Thevideo, which uses data from NASA's Chandra X-ray Observatory, shows the give and take (but mostly take) between the dense object, called a white dwarf, and the pulsating red giant star in the far-off R Aquarii (R Aqr for short) system.
The R Aqr system is located 710 light-years from Earth, and it is known as a symbiotic star because, as with symbiotic relationships in organisms here on Earth, the two stars interact. But in the case of R Aqr, it's a completely one-sided relationship; only the white dwarf benefits.
As the new video from the Chandra observatory shows, the white dwarf siphons material from the red giant onto its surface. This happens because white dwarf stars are small and dense, and therefore create a strong gravitational field, and because there's a big temperature difference between the two stars, according to a statement from the Chandra research team. [Earth to Be Consumed By Red Giant Star (In 5 Billion Years)]
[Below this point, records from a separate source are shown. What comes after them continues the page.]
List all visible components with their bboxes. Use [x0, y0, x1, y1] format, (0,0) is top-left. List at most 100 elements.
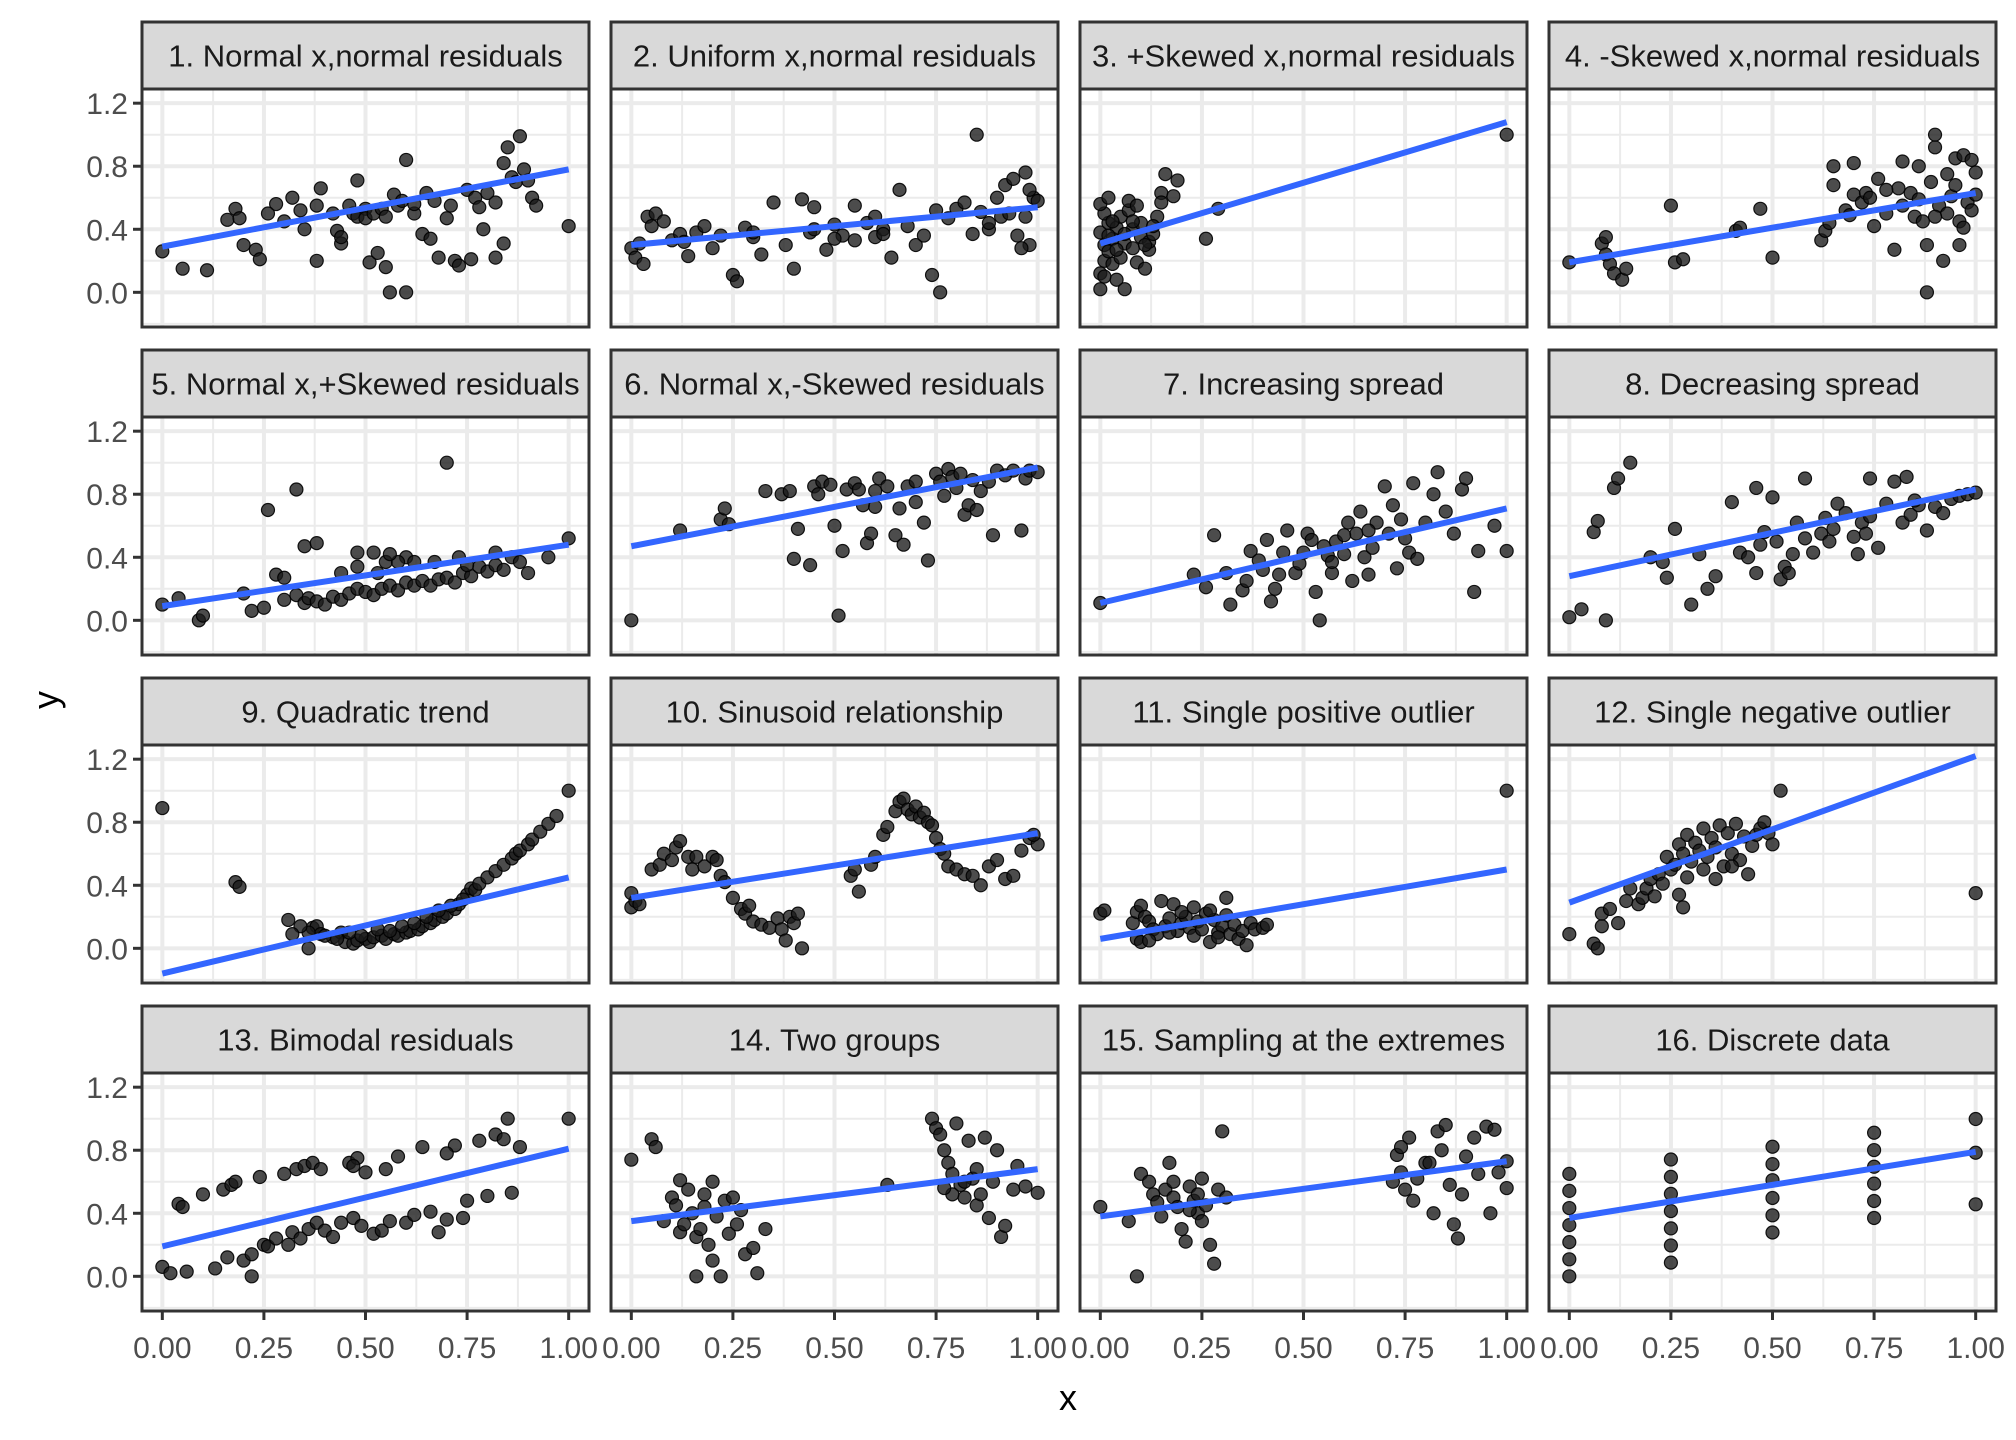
data-point: [1866, 1210, 1882, 1226]
data-point: [488, 195, 503, 210]
data-point: [496, 562, 511, 577]
x-tick-label: 0.50: [336, 1332, 394, 1365]
data-point: [541, 550, 556, 565]
data-point: [334, 1215, 349, 1230]
data-point: [1154, 195, 1169, 210]
data-point: [500, 1111, 515, 1126]
data-point: [961, 1133, 976, 1148]
data-point: [1696, 862, 1711, 877]
data-point: [1797, 531, 1813, 546]
data-point: [677, 1217, 692, 1232]
x-tick-label: 0.75: [1376, 1332, 1434, 1365]
scatter-points: [1562, 1111, 1983, 1284]
data-point: [1272, 567, 1287, 582]
x-tick-label: 0.25: [1642, 1332, 1700, 1365]
data-point: [705, 1253, 720, 1268]
data-point: [778, 933, 793, 948]
data-point: [382, 923, 397, 939]
data-point: [1267, 581, 1283, 596]
data-point: [1389, 561, 1405, 576]
y-tick-label: 0.4: [86, 870, 128, 903]
data-point: [1663, 1169, 1679, 1184]
regression-line: [161, 874, 570, 977]
data-point: [244, 603, 259, 618]
data-point: [289, 482, 304, 497]
data-point: [1866, 1193, 1882, 1209]
facet-strip-title: 5. Normal x,+Skewed residuals: [151, 367, 579, 402]
data-point: [754, 247, 769, 262]
facet-strip-title: 10. Sinusoid relationship: [666, 695, 1004, 730]
facet-strip-title: 3. +Skewed x,normal residuals: [1092, 39, 1515, 74]
data-point: [672, 1173, 688, 1188]
data-point: [1154, 893, 1169, 909]
y-tick-label: 0.4: [86, 1198, 128, 1231]
data-point: [1964, 203, 1979, 218]
data-point: [908, 495, 923, 510]
facet-panel: 2. Uniform x,normal residuals: [609, 20, 1060, 329]
data-point: [228, 1174, 243, 1189]
facet-strip: [609, 676, 1060, 747]
facet-panel: 11. Single positive outlier: [1078, 676, 1529, 985]
data-point: [431, 1225, 446, 1240]
facet-panel: 14. Two groups 0.00 0.25 0.50 0.75 1.00: [602, 1004, 1067, 1365]
data-point: [827, 518, 842, 533]
data-point: [208, 1261, 223, 1276]
data-point: [1178, 1234, 1193, 1249]
data-point: [758, 1221, 773, 1237]
data-point: [880, 819, 895, 835]
data-point: [1696, 821, 1711, 836]
data-point: [1903, 507, 1918, 522]
data-point: [179, 1264, 194, 1279]
data-point: [366, 545, 381, 560]
data-point: [260, 502, 276, 518]
facet-panel: 13. Bimodal residuals 0.0 0.4 0.8 1.2 0.00 0.2…: [86, 1004, 598, 1365]
facet-strip: [140, 348, 591, 419]
data-point: [888, 528, 903, 543]
facet-strip-title: 4. -Skewed x,normal residuals: [1565, 39, 1980, 74]
data-point: [920, 553, 936, 568]
x-tick-label: 0.75: [438, 1332, 496, 1365]
data-point: [701, 1237, 716, 1252]
facet-strip: [1547, 20, 1998, 91]
data-point: [1030, 1185, 1045, 1200]
data-point: [1223, 597, 1238, 612]
x-tick-label: 0.75: [907, 1332, 965, 1365]
data-point: [933, 1127, 948, 1142]
y-tick-label: 0.8: [86, 807, 128, 840]
data-point: [1773, 783, 1788, 798]
data-point: [1129, 1269, 1144, 1284]
data-point: [1377, 479, 1392, 494]
data-point: [455, 1210, 471, 1226]
data-point: [561, 1111, 576, 1126]
data-point: [1590, 513, 1605, 529]
regression-line: [1568, 486, 1977, 580]
data-point: [297, 222, 312, 237]
data-point: [1858, 526, 1874, 541]
data-point: [1663, 1221, 1679, 1236]
regression-line: [161, 1145, 570, 1250]
data-point: [309, 253, 324, 268]
data-point: [892, 501, 907, 516]
data-point: [1410, 551, 1425, 566]
data-point: [1487, 518, 1502, 533]
data-point: [1194, 1171, 1210, 1186]
facet-strip-title: 13. Bimodal residuals: [217, 1023, 513, 1058]
facet-panel: 5. Normal x,+Skewed residuals 0.0 0.4 0.8 1.…: [86, 348, 591, 657]
data-point: [1471, 543, 1486, 559]
data-point: [823, 477, 838, 492]
data-point: [232, 879, 247, 894]
data-point: [354, 928, 369, 943]
facet-strip-title: 9. Quadratic trend: [241, 695, 489, 730]
data-point: [1663, 1203, 1679, 1219]
data-point: [1006, 868, 1021, 883]
data-point: [1211, 930, 1226, 945]
data-point: [382, 285, 397, 300]
data-point: [1915, 214, 1930, 229]
data-point: [1911, 159, 1926, 174]
data-point: [1471, 1166, 1486, 1181]
data-point: [1708, 569, 1723, 584]
data-point: [1895, 154, 1910, 169]
data-point: [1936, 253, 1951, 268]
data-point: [1487, 1122, 1502, 1137]
data-point: [1952, 237, 1967, 253]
Although the white dwarf is about 10,000 times fainter than the red giant, it is much hotter, with a surface temperature of about 20,000 kelvins (35,540 degrees Fahrenheit, or 19,727 degrees Celsius). The red giant, by comparison, has a surface temperature of only about 3,000 kelvins (4,940 degrees F, or 2,727 degrees C).
Eventually, the white dwarf will build up enough material from the red giant on its surface to trigger a thermonuclear fusion of hydrogen, which results in a nova — an explosion that sends the outer layers of the star into space at tens of millions of miles per hour.
Rings around the star offer a history of previous such explosions. Scientists believe an outer ring was formed in 1073 and that an inner ring is the result of an explosion in the 1770s, Chandra representatives said in the statement.
Astronomers have been using the Chandra observatory to study this system since soon after the telescope first launched in 1999, and observations show that jets of X-ray emissions are moving away from R Aqr at 1.4 to 1.9 million mph (2.25 to 3.06 million km/h). These explosions are slower than those in 1073 and the 1770s that created the rings, and scientists from the Harvard-Smithsonian Center for Astrophysics (CfA) estimate that these "blobs of X-ray emission" are from eruptions in the 1950s and 1980s that were much less energetic than the nova in 1073, according to the Chandra statement.
After scientists detected a new jet of X-rays, researchers from the CfA theorized in 2007 that there had been another explosion in the 2000s.. Assuming that these less energetic explosions happen every few decades, then the star system is due to shed its outer layers again within the next ten years, according to the statement.
Scientists don't expect another eruption as powerful as the novas that created the rings to occur until the 2470s.